The tide is finally rising under the idea of health care for all in America. It is no longer possible to tar this simple and ubiquitously implemented idea as a bid to “take away our freedom” or “destroy the free market.” Hearteningly, the debate is shifting towards the harder questions of when, and how.
One popular idea is to expand Medicare to cover all Americans — essentially turning the government into an insurance provider. This is a fine idea, and it works well in countries such as Canada and Taiwan.
But the transition would be beastly. Senator Bernie Sanders suggests a four-year transition from Medicare as it is to Medicare for all. This is too short a time period in which to dismantle the entire apparatus of the U.S. health insurance industry and repurpose the whole thing into a government entity.
But there is a simpler way.
While most developed countries other than the U.S. ensure universal access to health care, the specifics vary widely. An informative tour of the variety of possible health systems is provided by T.R. Reid in his engrossing book “The Healing of America.”
It surprised me to learn that there are many ways to provide universal access to care, and not all of them require the government to get into the business of providing health care or health insurance. Certainly, some systems — like the U.K.’s National Health Service or the Veterans’ Administration in the U.S. — involve the government itself providing health care, directly employing physicians and maintaining hospitals and clinics. But others — like Germany and Japan — maintain quality health care, low costs, rapid access and universal coverage within a nongovernmental system of care providers and insurance companies that looks much like the American system. What’s their secret?
The key similarities across all of the effective systems surveyed were that coverage needed to be universal to include the healthy people whose premiums keep the system solvent. And health insurers could not operate on a for-profit basis.
Why is this crucial? Shouldn’t the free exercise of capitalism magically ensure the highest value at the lowest cost?
Well, no. This works only under certain circumstances, key among them being that the quality of the product must be discernible by the consumer. This isn’t true for health insurance because health insurance companies don’t provide an actual product or service. Rather, their product is payment for services provided by health care workers. And every payment made represents a loss to the bottom line.

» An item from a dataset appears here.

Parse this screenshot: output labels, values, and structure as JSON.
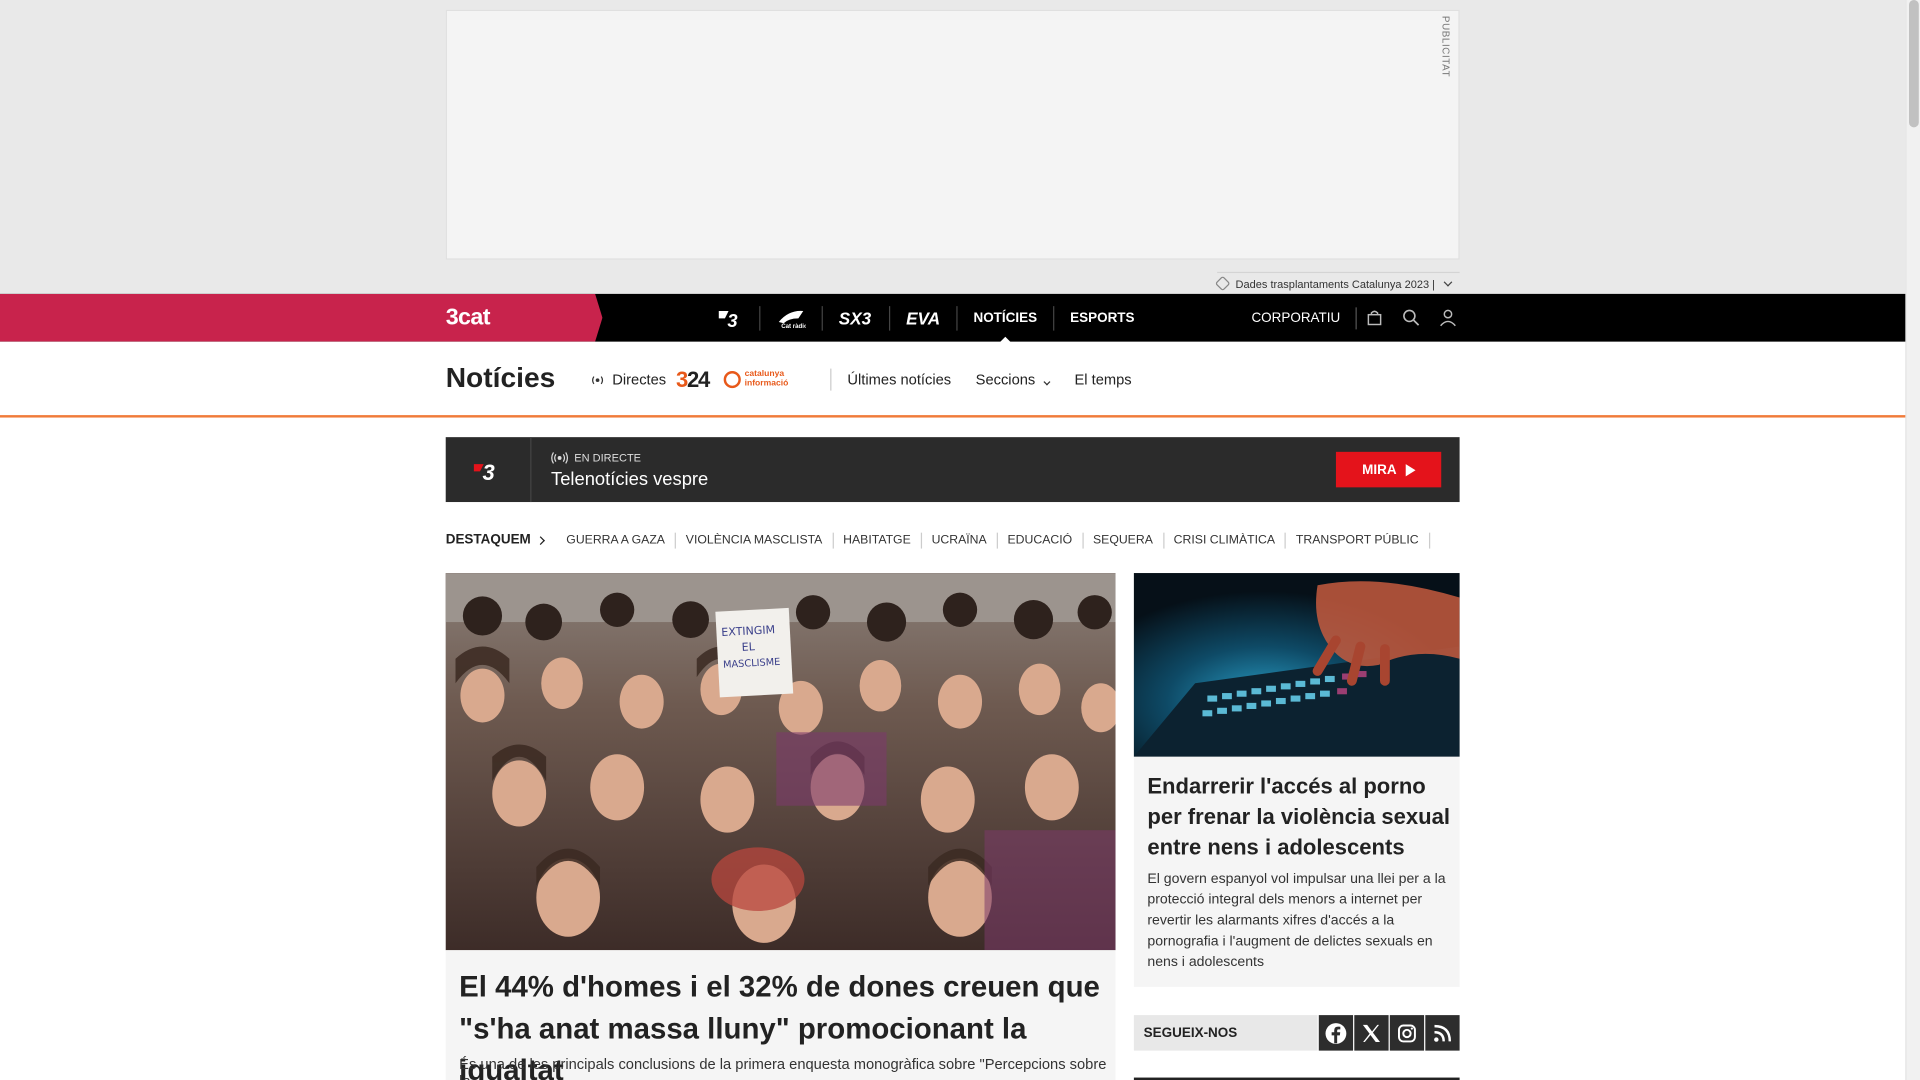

Hence the central conflict of interest inherent in for-profit health insurance: Insurance companies make more money by refusing the service they ostensibly provide — payment for health care. The more claims they deny, the bigger their profit margin. This is why insurance companies spend so much money paying people who figure out how to deny claims. In fact, private insurers have up to five times the overhead of Medicare, which doesn’t plow money and effort into figuring out how not to pay claims.
To add insult to injury, this army of foot soldiers dedicated to not paying claims has spawned an equally expensive counter-army of personnel on the doctor side of the equation, with endless finance administrators, insurance specialists and medical billing coders dedicated to combating the efforts of insurance companies not to provide payouts. That’s an enormous amount of money currently being wasted on the arms race overpayment.
A free-market proponent might expect that poor coverage would result in fewer people choosing that plan. But for that to be true, buyers have to understand what the plan actually covers, and insurance companies have learned how to be very opaque about that. In fact, skimpy plans are a great business strategy — so much so that when unregulated, they siphon off the healthy customers that insurance companies need to stay solvent, leaving plans that actually cover health care costs overloaded with ill, expensive patients (the much-feared “death spiral”).
The drafters of the Affordable Care Act (Obamacare) recognized this and created a legal minimum set of services that must be covered to prevent the selling of these false-front plans that provide only the illusion of health insurance. They also mandated that insurance companies shovel a minimum amount of their profits back into health care and quality improvements.
But the underlying incentive to minimize payouts, and to hide that from the consumer until the moment of truth, is still there. Trying to create legal barriers to profit-seeking business practices is inefficient and prone to loopholing. Additionally, the Obamacare rules don’t go far enough. Why should insurance companies be allowed to move people’s hard-earned premiums out of health care and into shareholder pockets at all?
A better approach is to mandate that health insurance companies operate as nonprofits. That means all surplus money must be put back into company improvements — not distributed to shareholders. In one fell swoop, this would disable the entire apparatus of actuaries, claims reviewers, claims adjusters and administrators who are dedicated to figuring out how not to pay claims. If all of the company’s profits are going to be put back into improving the quality of service, there is no incentive to try to avoid providing that service to improve the bottom line.
Transitioning from a for-profit to a nonprofit insurance model would be much smoother than transitioning hundreds of millions of people off of their existing employer-based plans and onto Medicare. It wouldn’t be necessary to dissolve all the existing health insurance companies; they would merely need to be restructured as nonprofits. This plan would also save the government from having to undertake the gargantuan task of expanding Medicare to over six times its current size. If the public still desires a government-provided option for insurance, Medicare expansion could be undertaken at a slower and less disruptive pace.
“Medicare for all!” sounds great, and it might be great. But simply moving to nonprofit health insurance would be cheap, straightforward and an important step in the right direction.
Thalia K. Robakis is a psychiatrist.